Os impactos ambientais do Ocean Revival foram, desde o início, uma das principais preocupações de quem se opôs ao projecto. “Um dos receios era o assoreamento à volta dos navios, mas isso não se verificou”, diz Gonçalo Calado. Outra preocupação era a toxicidade dos materiais. Os navios, cedidos pela Marinha à Câmara de Portimão a custo zero, foram limpos e descontaminados antes do afundamento. “Ninguém pode garantir que não há nenhum impacto", admite Miguel Neves dos Santos, até porque faltam estudos sobre casos semelhantes. Mas até agora, segundo os biólogos, o prato que mais pesa na balança parece ser o dos benefícios.

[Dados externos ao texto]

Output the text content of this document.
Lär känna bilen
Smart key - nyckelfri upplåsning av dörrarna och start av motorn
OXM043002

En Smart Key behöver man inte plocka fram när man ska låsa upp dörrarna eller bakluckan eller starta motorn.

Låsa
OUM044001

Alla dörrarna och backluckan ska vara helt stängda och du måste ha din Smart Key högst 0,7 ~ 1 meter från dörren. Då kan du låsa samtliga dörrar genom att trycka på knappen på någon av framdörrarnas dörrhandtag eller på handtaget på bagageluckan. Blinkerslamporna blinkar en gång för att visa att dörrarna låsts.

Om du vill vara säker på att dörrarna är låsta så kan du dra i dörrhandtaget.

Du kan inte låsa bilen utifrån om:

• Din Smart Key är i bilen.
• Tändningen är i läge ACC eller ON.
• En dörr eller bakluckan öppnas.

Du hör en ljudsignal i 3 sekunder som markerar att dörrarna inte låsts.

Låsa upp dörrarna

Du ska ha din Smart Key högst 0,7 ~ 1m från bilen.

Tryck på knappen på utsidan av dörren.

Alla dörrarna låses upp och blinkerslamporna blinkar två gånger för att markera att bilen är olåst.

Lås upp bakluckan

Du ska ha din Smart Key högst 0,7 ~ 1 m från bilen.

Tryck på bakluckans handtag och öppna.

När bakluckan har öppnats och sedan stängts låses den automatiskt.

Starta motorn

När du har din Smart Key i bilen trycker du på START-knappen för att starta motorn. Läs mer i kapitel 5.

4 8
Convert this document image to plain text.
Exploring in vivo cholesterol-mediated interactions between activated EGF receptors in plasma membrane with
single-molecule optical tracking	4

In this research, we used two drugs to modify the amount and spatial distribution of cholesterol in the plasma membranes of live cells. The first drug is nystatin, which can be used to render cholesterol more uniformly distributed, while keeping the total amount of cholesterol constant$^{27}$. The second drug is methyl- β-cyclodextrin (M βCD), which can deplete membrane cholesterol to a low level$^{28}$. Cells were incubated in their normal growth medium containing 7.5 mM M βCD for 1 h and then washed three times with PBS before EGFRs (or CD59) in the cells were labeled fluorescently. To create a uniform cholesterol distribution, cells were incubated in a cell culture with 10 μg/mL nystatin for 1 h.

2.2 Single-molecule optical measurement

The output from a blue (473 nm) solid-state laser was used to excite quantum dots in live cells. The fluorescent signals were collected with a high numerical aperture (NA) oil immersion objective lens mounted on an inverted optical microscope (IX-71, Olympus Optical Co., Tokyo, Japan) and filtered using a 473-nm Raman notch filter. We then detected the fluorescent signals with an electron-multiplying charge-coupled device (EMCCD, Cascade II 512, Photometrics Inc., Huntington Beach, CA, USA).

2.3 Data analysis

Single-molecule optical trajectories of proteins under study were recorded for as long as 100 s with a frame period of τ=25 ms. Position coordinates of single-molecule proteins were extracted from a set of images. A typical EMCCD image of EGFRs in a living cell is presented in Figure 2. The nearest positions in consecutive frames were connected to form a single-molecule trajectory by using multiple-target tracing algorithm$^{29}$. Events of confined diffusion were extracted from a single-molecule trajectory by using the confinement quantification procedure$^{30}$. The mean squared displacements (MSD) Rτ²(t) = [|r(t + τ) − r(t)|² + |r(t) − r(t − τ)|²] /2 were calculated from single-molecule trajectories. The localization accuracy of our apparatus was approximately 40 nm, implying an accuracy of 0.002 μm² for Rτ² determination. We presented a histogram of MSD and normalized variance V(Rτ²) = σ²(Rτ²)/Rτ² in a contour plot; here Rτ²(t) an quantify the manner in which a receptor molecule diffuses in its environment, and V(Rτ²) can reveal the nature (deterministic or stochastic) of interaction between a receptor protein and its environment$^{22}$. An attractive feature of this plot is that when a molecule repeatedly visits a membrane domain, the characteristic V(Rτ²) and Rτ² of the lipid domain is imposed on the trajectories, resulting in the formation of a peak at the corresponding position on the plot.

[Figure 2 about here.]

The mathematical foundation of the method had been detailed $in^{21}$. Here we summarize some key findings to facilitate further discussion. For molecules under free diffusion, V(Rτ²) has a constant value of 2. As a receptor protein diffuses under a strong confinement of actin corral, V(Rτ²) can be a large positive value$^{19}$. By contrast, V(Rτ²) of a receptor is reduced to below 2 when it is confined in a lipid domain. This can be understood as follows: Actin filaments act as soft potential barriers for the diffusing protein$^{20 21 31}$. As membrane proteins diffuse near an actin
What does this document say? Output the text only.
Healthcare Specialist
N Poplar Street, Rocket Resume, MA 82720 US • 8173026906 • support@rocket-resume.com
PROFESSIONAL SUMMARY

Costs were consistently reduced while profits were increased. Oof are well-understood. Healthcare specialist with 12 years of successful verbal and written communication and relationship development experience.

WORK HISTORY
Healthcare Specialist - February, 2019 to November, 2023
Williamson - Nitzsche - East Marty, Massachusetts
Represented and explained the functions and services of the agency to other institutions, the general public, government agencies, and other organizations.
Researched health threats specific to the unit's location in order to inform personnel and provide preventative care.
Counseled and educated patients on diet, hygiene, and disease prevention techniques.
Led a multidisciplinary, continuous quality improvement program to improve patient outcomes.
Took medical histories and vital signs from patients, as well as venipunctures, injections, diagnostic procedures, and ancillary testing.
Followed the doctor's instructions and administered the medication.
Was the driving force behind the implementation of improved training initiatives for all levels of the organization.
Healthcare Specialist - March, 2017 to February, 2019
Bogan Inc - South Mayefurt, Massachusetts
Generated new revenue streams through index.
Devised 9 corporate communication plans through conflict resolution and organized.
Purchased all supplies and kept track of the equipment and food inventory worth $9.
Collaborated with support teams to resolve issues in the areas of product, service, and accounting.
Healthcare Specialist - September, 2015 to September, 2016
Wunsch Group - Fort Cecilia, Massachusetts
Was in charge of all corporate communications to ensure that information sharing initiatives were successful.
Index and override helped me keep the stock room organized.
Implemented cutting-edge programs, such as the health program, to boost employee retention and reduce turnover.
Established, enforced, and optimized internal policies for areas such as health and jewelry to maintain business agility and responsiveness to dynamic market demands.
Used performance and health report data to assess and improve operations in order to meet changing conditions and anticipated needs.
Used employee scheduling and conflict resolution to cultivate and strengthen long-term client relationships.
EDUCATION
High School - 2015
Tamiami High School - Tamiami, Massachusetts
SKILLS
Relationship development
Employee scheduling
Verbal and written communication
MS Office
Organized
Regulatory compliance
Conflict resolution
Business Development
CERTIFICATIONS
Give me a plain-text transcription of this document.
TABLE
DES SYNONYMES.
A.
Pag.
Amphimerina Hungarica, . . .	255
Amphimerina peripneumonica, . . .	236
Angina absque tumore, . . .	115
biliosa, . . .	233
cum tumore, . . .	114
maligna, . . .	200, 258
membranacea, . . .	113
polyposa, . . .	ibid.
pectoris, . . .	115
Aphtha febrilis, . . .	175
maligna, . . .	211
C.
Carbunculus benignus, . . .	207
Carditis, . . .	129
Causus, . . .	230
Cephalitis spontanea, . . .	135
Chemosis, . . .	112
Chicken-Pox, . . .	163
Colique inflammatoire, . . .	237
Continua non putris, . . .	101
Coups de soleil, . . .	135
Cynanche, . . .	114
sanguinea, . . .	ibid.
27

Este parque subaquático com quatro navios numa zona delimitada, de acesso livre para todos os centros de mergulho, foi pioneiro a nível mundial. Financiado pela Subnauta, por fundos europeus e por "mecenas privados", o projecto implicou um investimento de dois milhões de euros, que demorou vários anos a concretizar. "Não houve qualquer dinheiro do município de Portimão", garante Sá Couto, ex-responsável da Accenture Portugal. Foi ele o "cérebro" e o "músculo" do projecto, considerado visionário por uns e excessivo por outros. O objectivo era dinamizar o turismo subaquático na região, aumentando as receitas da actividade de 2,6 milhões de euros em 2012 para 70,5 milhões de euros em 2022.
"Quem vem mergulhar ao Algarve traz como referência o Ocean Revival", admite João Rosário, proprietário do Pinguim Sub, centro de mergulho com mais de 20 anos em Portimão. Embora reconheça que o projecto foi bem divulgado em Portugal e no estrangeiro, João Rosário critica a sua localização, próxima da foz do Rio Arade e da Ria de Alvor, que transportam muitos sedimentos. "Quando um barco não tem condições de visibilidade, os outros também não têm", lamenta.
Miguel Neves dos Santos, que ajudou a definir o local para os afundamentos, explica que este foi "o melhor compromisso" possível, tendo em conta condicionantes relacionadas com o ordenamento do espaço marítimo e imposições do promotor. "Mas a falta de visibilidade é um falso problema, porque não se coloca a profundidades superiores a 20 metros [todos os barcos estão na cota dos 30 metros]", observa.
Desde Outubro de 2012 até Agosto deste ano, a Subnauta realizou perto de dez mil mergulhos no Ocean Revival, cinco mil só este ano, com os quatro navios já instalados. "Dos dez mil mergulhos, pelo menos metade correspondem a pessoas que vieram ao Algarve de propósito para realizar a visita aos navios", diz Sá Couto. Para a Subnauta, os portugueses - estima-se que haja 30 mil a 50 mil mergulhadores certificados em Portugal – foram os mais fáceis de convencer, mas os espanhóis, alemães, escandinavos e ingleses começam agora a chegar em força.